The goal: allow polyphonic instruments with controllable amount of dissonance. Ie. more crips consonant chords or more out-of-tune chords.
This could be done by dynamically varying both the fundamental frequencies of tones and the relative frequencies of their partials.
The harmonic profile (set of partials) of an instrument determines the tunings at which the instrument can produce reasonable (quite consonant) polyphonic sounds.
Tones produced by most natural instruments have a static harmonic profile. Thus the set of matching tunings is limited.
In some instruments the fundamental frequency can be varied arbitrarily (eg. voice), while in others they are more rigid (eg. piano), it is not practical to change the fundamentals while playing.

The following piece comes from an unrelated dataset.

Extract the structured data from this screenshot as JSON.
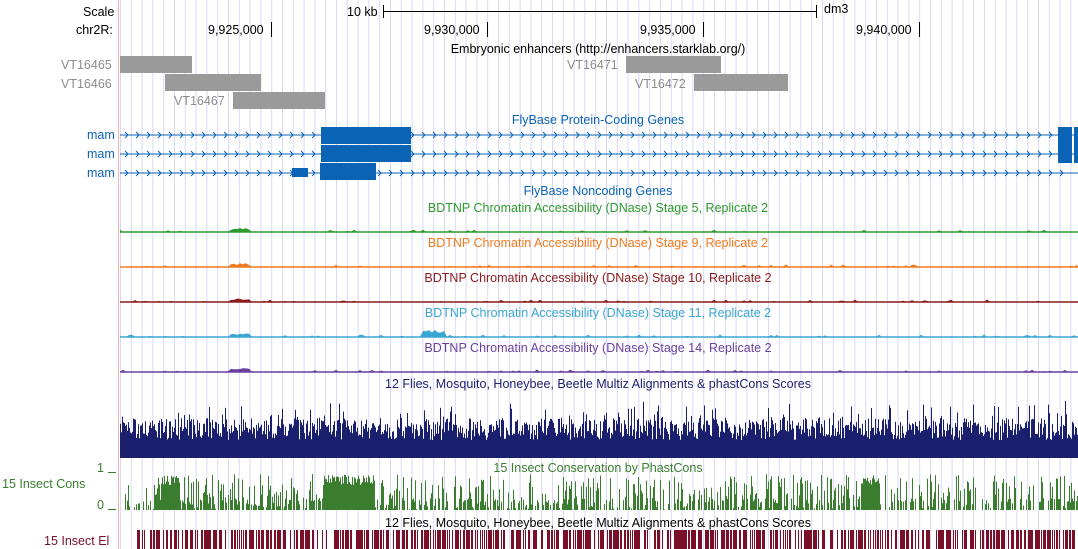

Thus the set of good sounding tones is even more limited.
As an example a tone with harmonic partials (integer multiples of the fundamental) induces the just intonation tuning over some root tone. In case of an instrument with fixed strings this results in a single diatonic key which sounds best. In order to play in multiple keys a compromise tuning, the equal temperament, is used. It introduces a small error uniformly in all keys.

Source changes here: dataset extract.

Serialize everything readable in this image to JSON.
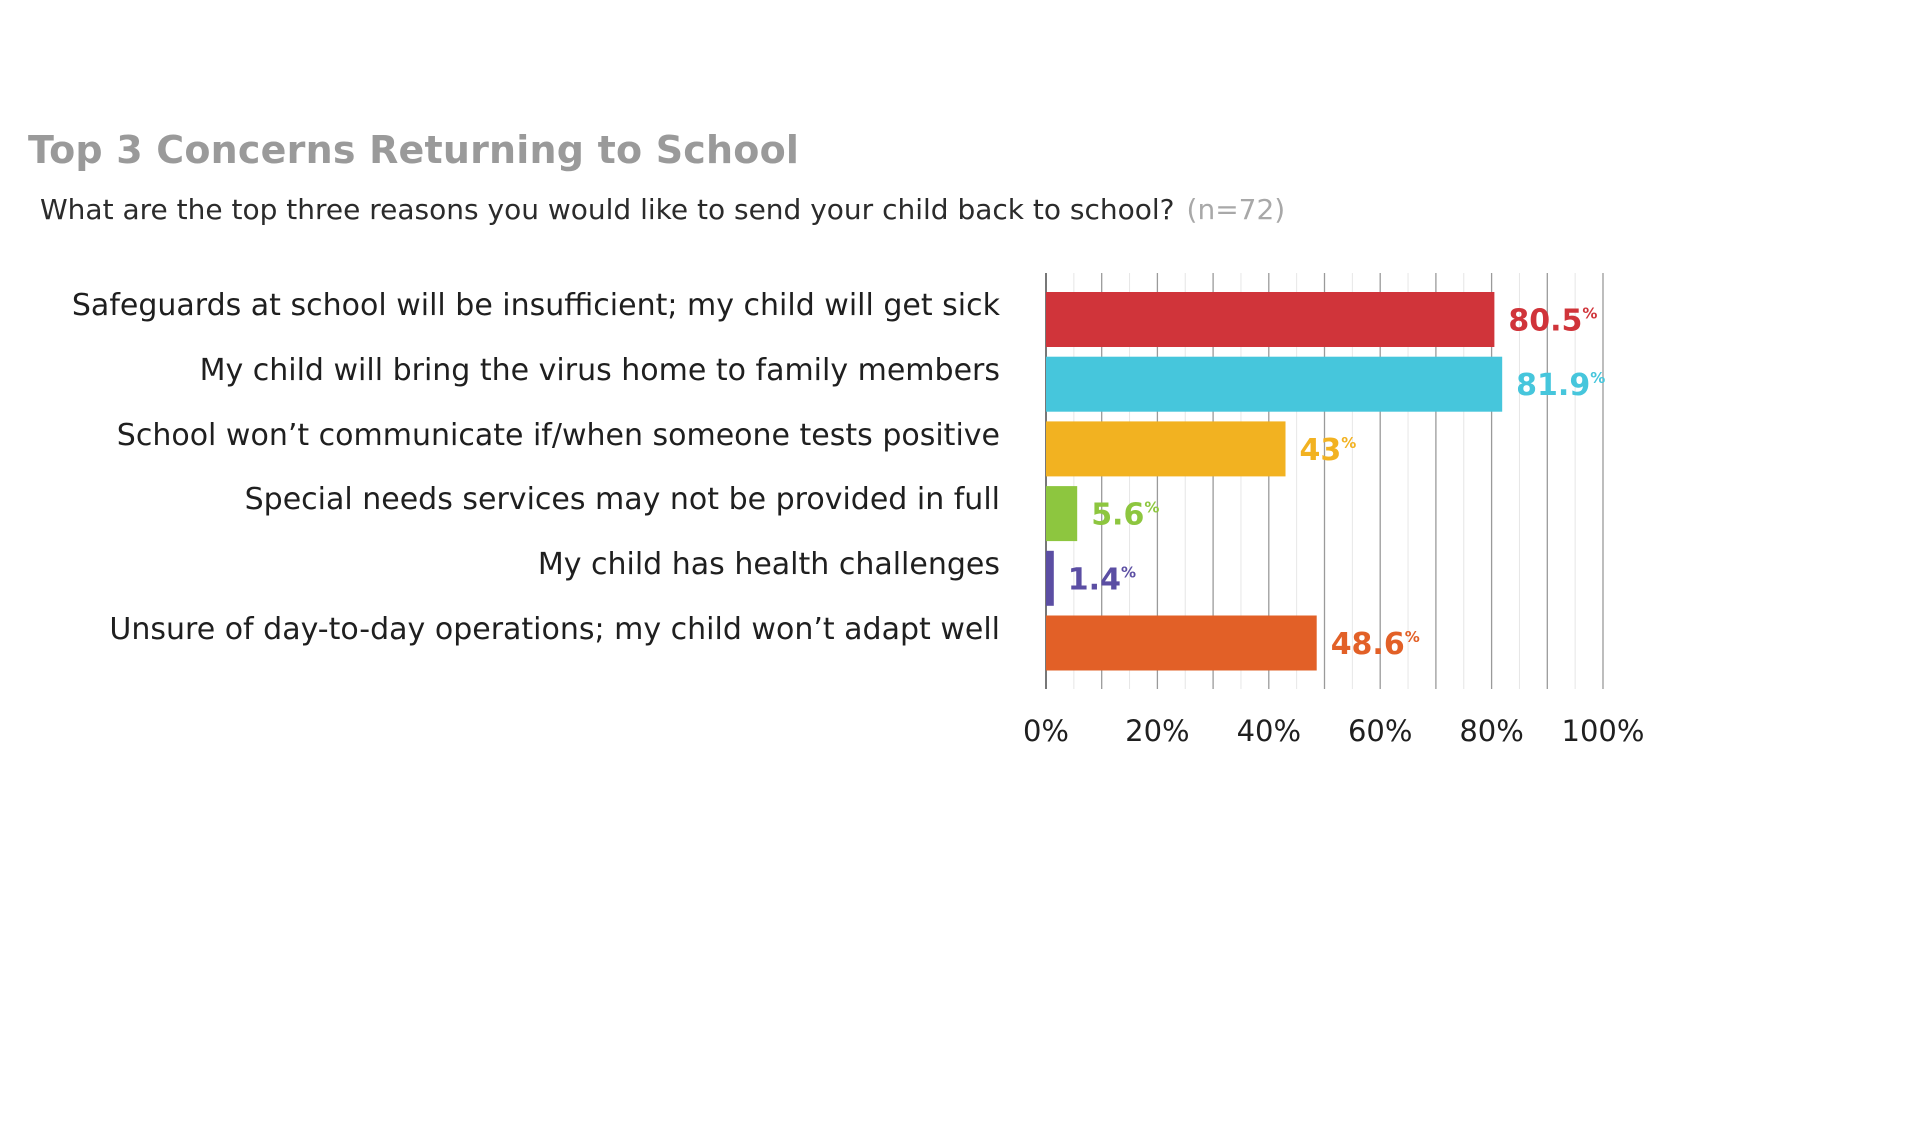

If we compare it to singing it also has harmonic tones but the fundamental frequencies can be varied. Still, the relative frequencies of the partials are fixed. This enables less dissonant chords. Listen to some "barbershop music".
We can control two separate parameters:
- fundamental frequencies of each tone
- which affect all the partials
- the relative frequencies of each partial within each tone
By modifying these parameters we change some overall metric of dissonance. We can optimize the parameters towards some value of the dissonance metric (either to minimize it, maximize it or keep it at some constant).
This could be performed either for completely synthesised sounds or by modifying existing sounds produced by normal instruments.
In all cases dissonance can be measured from the output synthesized or modified sound. For pure synthesis it could be also measured directly from the mutual configuration of all partials.
It is desirable the overall tuning does not diverge and rather stays around some constant reference frequency.
The simplest case is off-line synthesis of sound. It assumes that we can control the harmonic profile of synthesized tones.
- input: symbolic description of polyphonic melody and the instrument
- process:
- for each time frame determine the optimal set of partials for each tone
- this can be done in a single step before synthesis
- output: synthesized sound
In another case we can just control the fundamental frequencies in the synthesied sound. Thus for optimization we need a feedback loop. It can either run off-line (synthesize a single frame multiple times to get a good result), or in real-time (synthesize continuously, produce results and analyze jsut the results).
- input: symbolic description of polyphonic melody
- process
- loop until a the result is good enough:
- synthesize a time frame using a current set of fundamentals
- analyze the produced sound
- compute better set of fundamentals
- output the synthesized frame
- loop until a the result is good enough:
Much more interesting result could be obtained by modifying sound produced by existing real instruments. This could be at least done off-line. The process is similar to the first case, however, there is a difference. We need to analyze the input sound, convert it to come symbolic representation, modify it and resynthesize it.
The "holy grail" would be modifying existing sounds in real-time.
Since a set of chords is used over and over during a song the results of optimization for given inputs could be remembered and used to initialize the optimization algorithm on further occurences of the inputs.
Since we could optimize the tones for more or less dissonance this optimization goal could be varied in time and used as an expressive tool for musicians.
Eg. the same input chord played on some set of instruments could be made either very consonant or very dissonant.
Thus the dynamic range of musical expressions could be enlarged. One could either make a stable chord more stable by decreasing dissonance, or less stable by increasing dissonance. In the first case the effect of both expressions would be aligned, in the latter conflicting.